論文メモ - tokumei_meerkatのブログ

Overview and Evaluation of Sound Event Localization and Detection in DCASE 2019 2019年のDCASE challengeの総評。
Intra-Utterance Similarity Preserving Knowledge Distillation for Audio Tagging Audio taggingタスク。サンプル単位でのhidden vectorの類似度を図るsimilarity preserving KDを発展させ、サンプル内のフレーム間類似度をもとめるintra-utterance similarity preserving KDを提案。teacher modelとstudentモデルでこれを計算し、MSE lossを最小化させる。
Feature space Augmentation for Long-Tailed Data 画像分野での、imbalanced dataに対する特徴量空間でのdata augmentation。CAMを用いて判断根拠となっている部分とそうではない部分に分け、後者をいじる。
StoRIR: Stochastic Room Impulse Response Generation for Audio Data Augmentation data augmentation用に重畳音声を作成させる。オープンソース。 https://github.com/SRPOL-AUI/storir
Open-set Short Utterance Forensic Speaker Verification using Teacher-Student Network with Explicit Inductive Bias 長時間発話データで話者照合モデルを作成し、短時間発話用モデルをteacher student learningで学習。更新時の重みを対象に正則化こうをつける。
Sound Event Localization and Detection based on CRNN using Dense Rectangular Filters and Channel Rotation Data Augmentation sound event localicationに特化したdata augmentation。チャネルのスワッピング、方位角の回転。
Exploiting Spectral Augmentation for Code-Switched Spoken Language Identification code switching speechを対象としたLID(lanugage identification)タスクに特化したdata augmentation。SpecAugmentを参考に特定言語部分のスペクトルをマスクし、マスクしたスペクトルと対応する部分をマスクした言語ラベルを新たなサンプルとする。

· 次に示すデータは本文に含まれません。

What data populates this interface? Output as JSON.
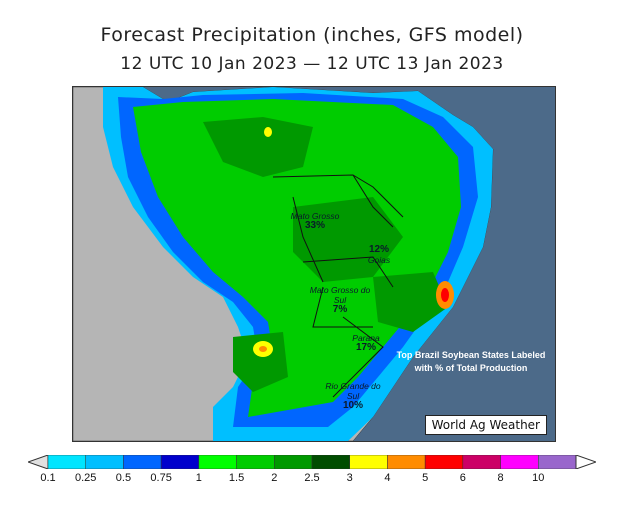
{
  "header": {
    "title": "Forecast Precipitation (inches, GFS model)",
    "subtitle": "12 UTC 10 Jan 2023 — 12 UTC 13 Jan 2023"
  },
  "map": {
    "note": "Top Brazil Soybean States Labeled with % of Total Production",
    "credit": "World Ag Weather",
    "states": [
      {
        "name": "Mato Grosso",
        "pct": "33%"
      },
      {
        "name": "Goias",
        "pct": "12%"
      },
      {
        "name": "Mato Grosso do Sul",
        "pct": "7%"
      },
      {
        "name": "Parana",
        "pct": "17%"
      },
      {
        "name": "Rio Grande do Sul",
        "pct": "10%"
      }
    ]
  },
  "legend": {
    "ticks": [
      "0.1",
      "0.25",
      "0.5",
      "0.75",
      "1",
      "1.5",
      "2",
      "2.5",
      "3",
      "4",
      "5",
      "6",
      "8",
      "10"
    ],
    "colors": [
      "#00e5ff",
      "#00bfff",
      "#0066ff",
      "#0000cc",
      "#00ff00",
      "#00cc00",
      "#009900",
      "#004d00",
      "#ffff00",
      "#ff8c00",
      "#ff0000",
      "#cc0066",
      "#ff00ff",
      "#9966cc"
    ],
    "ocean_color": "#4c6a89",
    "land_dry_color": "#b5b5b5"
  }
}
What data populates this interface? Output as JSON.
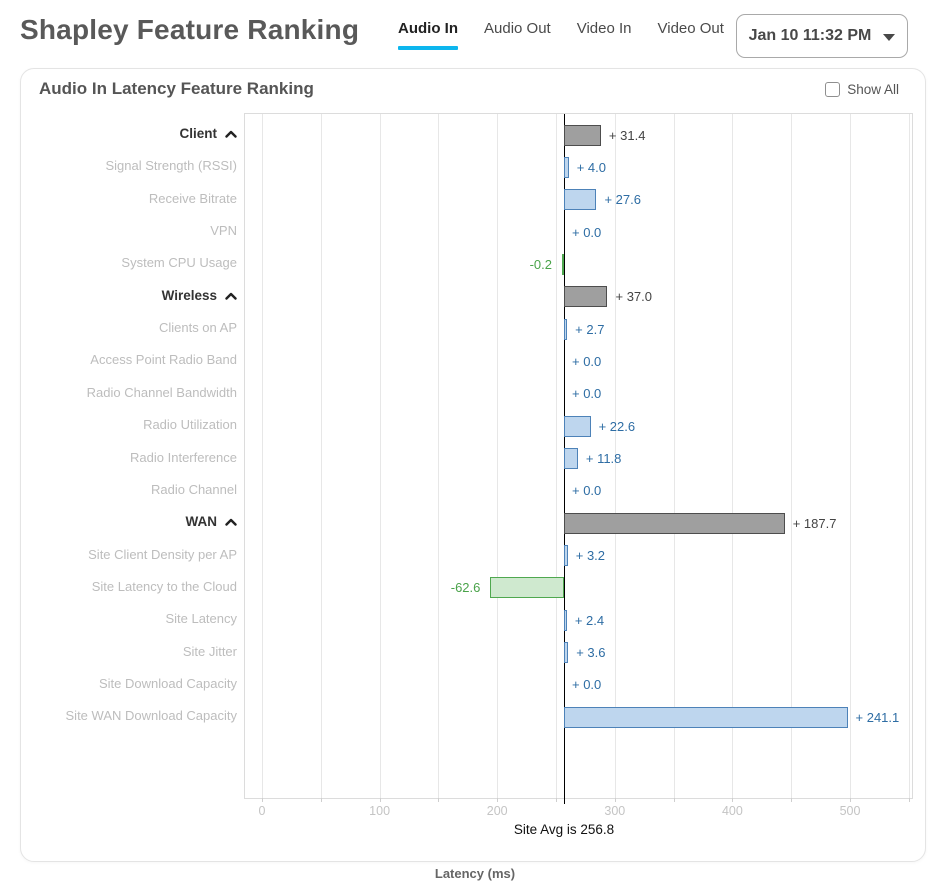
{
  "header": {
    "title": "Shapley Feature Ranking",
    "tabs": [
      {
        "label": "Audio In",
        "active": true
      },
      {
        "label": "Audio Out",
        "active": false
      },
      {
        "label": "Video In",
        "active": false
      },
      {
        "label": "Video Out",
        "active": false
      }
    ],
    "datepicker": {
      "label": "Jan 10 11:32 PM"
    }
  },
  "card": {
    "title": "Audio In Latency Feature Ranking",
    "show_all": {
      "label": "Show All",
      "checked": false
    }
  },
  "chart_data": {
    "type": "bar",
    "orientation": "horizontal",
    "title": "Audio In Latency Feature Ranking",
    "xlabel": "Latency (ms)",
    "x_axis": {
      "min": 0,
      "max": 550,
      "ticks": [
        0,
        100,
        200,
        300,
        400,
        500
      ],
      "grid_step": 50,
      "grid": true
    },
    "baseline": {
      "value": 256.8,
      "label": "Site Avg is 256.8"
    },
    "colors": {
      "group_fill": "#9f9f9f",
      "group_border": "#4d4d4d",
      "group_text": "#444444",
      "positive_fill": "#bed6ee",
      "positive_border": "#4d82b8",
      "positive_text": "#2e6da4",
      "negative_fill": "#cfe9cf",
      "negative_border": "#4fa84f",
      "negative_text": "#4aa34a",
      "baseline_color": "#000000",
      "tab_underline": "#0db6ee"
    },
    "rows": [
      {
        "label": "Client",
        "kind": "group",
        "value": 31.4,
        "display": "+ 31.4"
      },
      {
        "label": "Signal Strength (RSSI)",
        "kind": "feature",
        "value": 4.0,
        "display": "+ 4.0"
      },
      {
        "label": "Receive Bitrate",
        "kind": "feature",
        "value": 27.6,
        "display": "+ 27.6"
      },
      {
        "label": "VPN",
        "kind": "feature",
        "value": 0.0,
        "display": "+ 0.0"
      },
      {
        "label": "System CPU Usage",
        "kind": "feature",
        "value": -0.2,
        "display": "-0.2"
      },
      {
        "label": "Wireless",
        "kind": "group",
        "value": 37.0,
        "display": "+ 37.0"
      },
      {
        "label": "Clients on AP",
        "kind": "feature",
        "value": 2.7,
        "display": "+ 2.7"
      },
      {
        "label": "Access Point Radio Band",
        "kind": "feature",
        "value": 0.0,
        "display": "+ 0.0"
      },
      {
        "label": "Radio Channel Bandwidth",
        "kind": "feature",
        "value": 0.0,
        "display": "+ 0.0"
      },
      {
        "label": "Radio Utilization",
        "kind": "feature",
        "value": 22.6,
        "display": "+ 22.6"
      },
      {
        "label": "Radio Interference",
        "kind": "feature",
        "value": 11.8,
        "display": "+ 11.8"
      },
      {
        "label": "Radio Channel",
        "kind": "feature",
        "value": 0.0,
        "display": "+ 0.0"
      },
      {
        "label": "WAN",
        "kind": "group",
        "value": 187.7,
        "display": "+ 187.7"
      },
      {
        "label": "Site Client Density per AP",
        "kind": "feature",
        "value": 3.2,
        "display": "+ 3.2"
      },
      {
        "label": "Site Latency to the Cloud",
        "kind": "feature",
        "value": -62.6,
        "display": "-62.6"
      },
      {
        "label": "Site Latency",
        "kind": "feature",
        "value": 2.4,
        "display": "+ 2.4"
      },
      {
        "label": "Site Jitter",
        "kind": "feature",
        "value": 3.6,
        "display": "+ 3.6"
      },
      {
        "label": "Site Download Capacity",
        "kind": "feature",
        "value": 0.0,
        "display": "+ 0.0"
      },
      {
        "label": "Site WAN Download Capacity",
        "kind": "feature",
        "value": 241.1,
        "display": "+ 241.1"
      }
    ]
  }
}
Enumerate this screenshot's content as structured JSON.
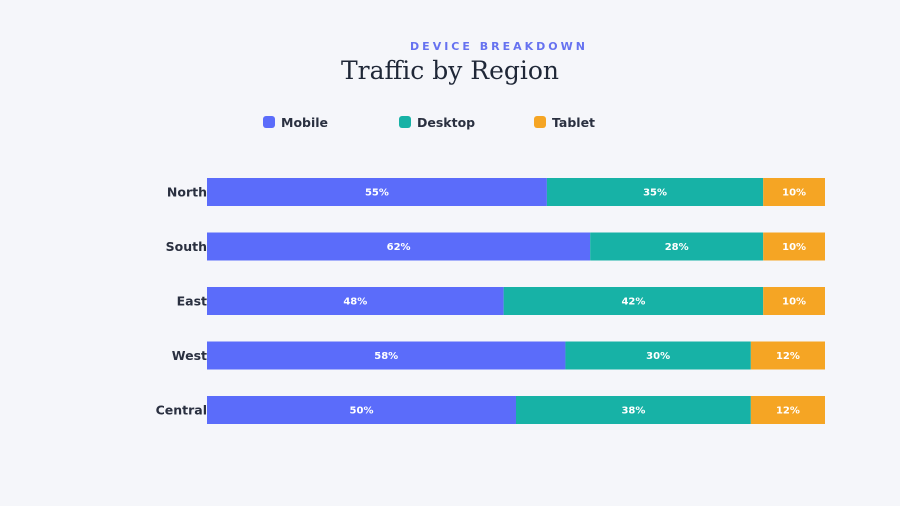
{
  "header": {
    "subtitle": "DEVICE BREAKDOWN",
    "title": "Traffic by Region"
  },
  "legend": [
    {
      "label": "Mobile",
      "color": "#5b6cfa"
    },
    {
      "label": "Desktop",
      "color": "#17b2a6"
    },
    {
      "label": "Tablet",
      "color": "#f5a524"
    }
  ],
  "chart_data": {
    "type": "bar",
    "orientation": "horizontal",
    "stacked": true,
    "title": "Traffic by Region",
    "subtitle": "DEVICE BREAKDOWN",
    "categories": [
      "North",
      "South",
      "East",
      "West",
      "Central"
    ],
    "series": [
      {
        "name": "Mobile",
        "color": "#5b6cfa",
        "values": [
          55,
          62,
          48,
          58,
          50
        ]
      },
      {
        "name": "Desktop",
        "color": "#17b2a6",
        "values": [
          35,
          28,
          42,
          30,
          38
        ]
      },
      {
        "name": "Tablet",
        "color": "#f5a524",
        "values": [
          10,
          10,
          10,
          12,
          12
        ]
      }
    ],
    "value_suffix": "%",
    "xlim": [
      0,
      100
    ],
    "legend_position": "top",
    "grid": false
  }
}
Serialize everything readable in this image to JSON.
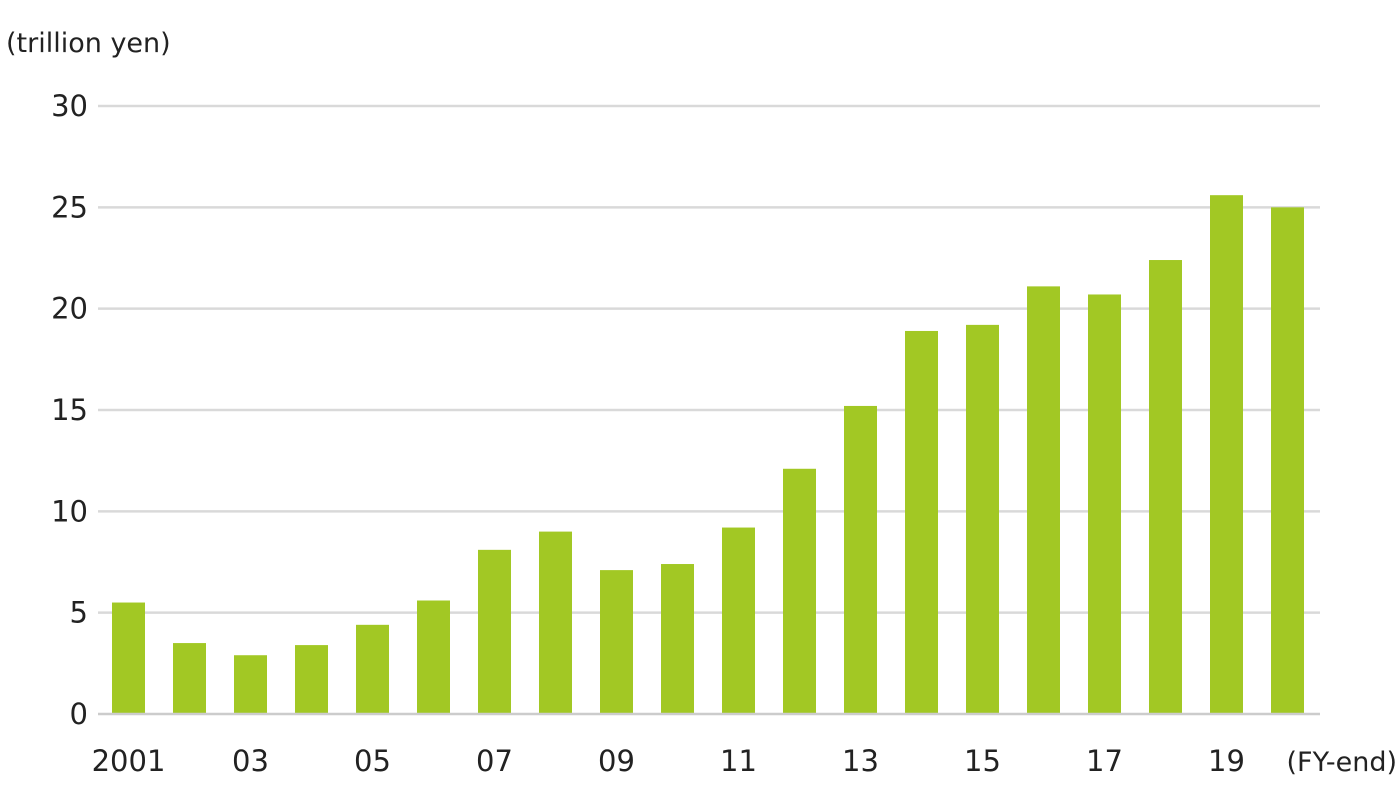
{
  "chart_data": {
    "type": "bar",
    "y_unit_label": "(trillion yen)",
    "x_unit_label": "(FY-end)",
    "categories": [
      "2001",
      "02",
      "03",
      "04",
      "05",
      "06",
      "07",
      "08",
      "09",
      "10",
      "11",
      "12",
      "13",
      "14",
      "15",
      "16",
      "17",
      "18",
      "19",
      "20"
    ],
    "x_tick_labels": [
      {
        "index": 0,
        "text": "2001"
      },
      {
        "index": 2,
        "text": "03"
      },
      {
        "index": 4,
        "text": "05"
      },
      {
        "index": 6,
        "text": "07"
      },
      {
        "index": 8,
        "text": "09"
      },
      {
        "index": 10,
        "text": "11"
      },
      {
        "index": 12,
        "text": "13"
      },
      {
        "index": 14,
        "text": "15"
      },
      {
        "index": 16,
        "text": "17"
      },
      {
        "index": 18,
        "text": "19"
      }
    ],
    "values": [
      5.5,
      3.5,
      2.9,
      3.4,
      4.4,
      5.6,
      8.1,
      9.0,
      7.1,
      7.4,
      9.2,
      12.1,
      15.2,
      18.9,
      19.2,
      21.1,
      20.7,
      22.4,
      25.6,
      25.0
    ],
    "ylim": [
      0,
      30
    ],
    "y_ticks": [
      0,
      5,
      10,
      15,
      20,
      25,
      30
    ],
    "grid": true,
    "bar_color": "#a2c824",
    "grid_color": "#d9d9d9"
  }
}
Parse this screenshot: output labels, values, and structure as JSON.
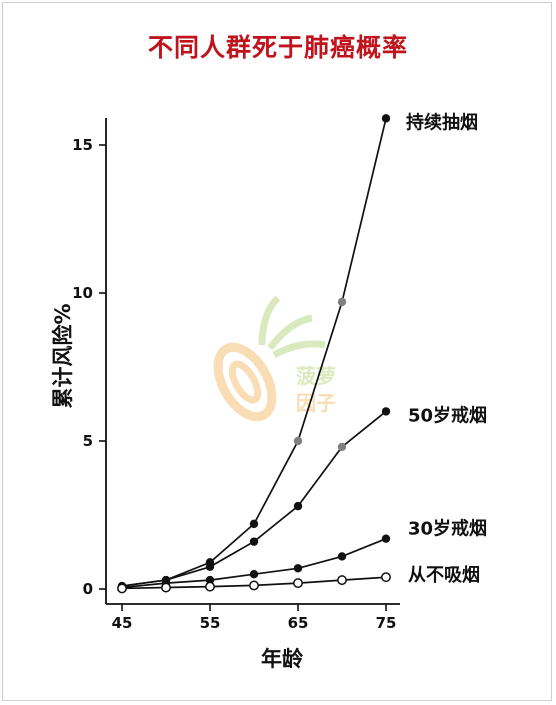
{
  "chart_data": {
    "type": "line",
    "title": "不同人群死于肺癌概率",
    "xlabel": "年龄",
    "ylabel": "累计风险%",
    "xlim": [
      45,
      75
    ],
    "ylim": [
      0,
      16
    ],
    "x_ticks": [
      "45",
      "55",
      "65",
      "75"
    ],
    "y_ticks": [
      "0",
      "5",
      "10",
      "15"
    ],
    "grid": false,
    "series": [
      {
        "name": "持续抽烟",
        "marker": "filled",
        "x": [
          45,
          50,
          55,
          60,
          65,
          70,
          75
        ],
        "y": [
          0.1,
          0.3,
          0.9,
          2.2,
          5.0,
          9.7,
          15.9
        ]
      },
      {
        "name": "50岁戒烟",
        "marker": "filled",
        "x": [
          45,
          50,
          55,
          60,
          65,
          70,
          75
        ],
        "y": [
          0.1,
          0.3,
          0.75,
          1.6,
          2.8,
          4.8,
          6.0
        ]
      },
      {
        "name": "30岁戒烟",
        "marker": "filled",
        "x": [
          45,
          50,
          55,
          60,
          65,
          70,
          75
        ],
        "y": [
          0.05,
          0.2,
          0.3,
          0.5,
          0.7,
          1.1,
          1.7
        ]
      },
      {
        "name": "从不吸烟",
        "marker": "open",
        "x": [
          45,
          50,
          55,
          60,
          65,
          70,
          75
        ],
        "y": [
          0.02,
          0.05,
          0.08,
          0.12,
          0.2,
          0.3,
          0.4
        ]
      }
    ]
  },
  "watermark": {
    "text_line1": "菠萝",
    "text_line2": "因子"
  },
  "colors": {
    "title": "#c0141c",
    "line": "#111111",
    "gray_marker": "#808080",
    "watermark_orange": "#f5c37a",
    "watermark_green": "#bcd98a"
  }
}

Dice Loss for Data-imbalanced NLP Tasks F値を最終的な評価指標とするタスクをCEで解くと、accとF値に乖離が生じる。そのため、ダイス係数(=F1 score)をもとにした誤差関数を提案。(F値を使用するタスクで有効。accuracyが最終的な評価指標の場合はCEと使い分ける。)
Knowing What to Listen to: Early Attention for Deep Speech Representation Learning STFTの(時間軸方向ではなく)周波数ビンを対象にattentionをかける。モデルの初期段階でattentionをかけられることが他手法と異なると主張。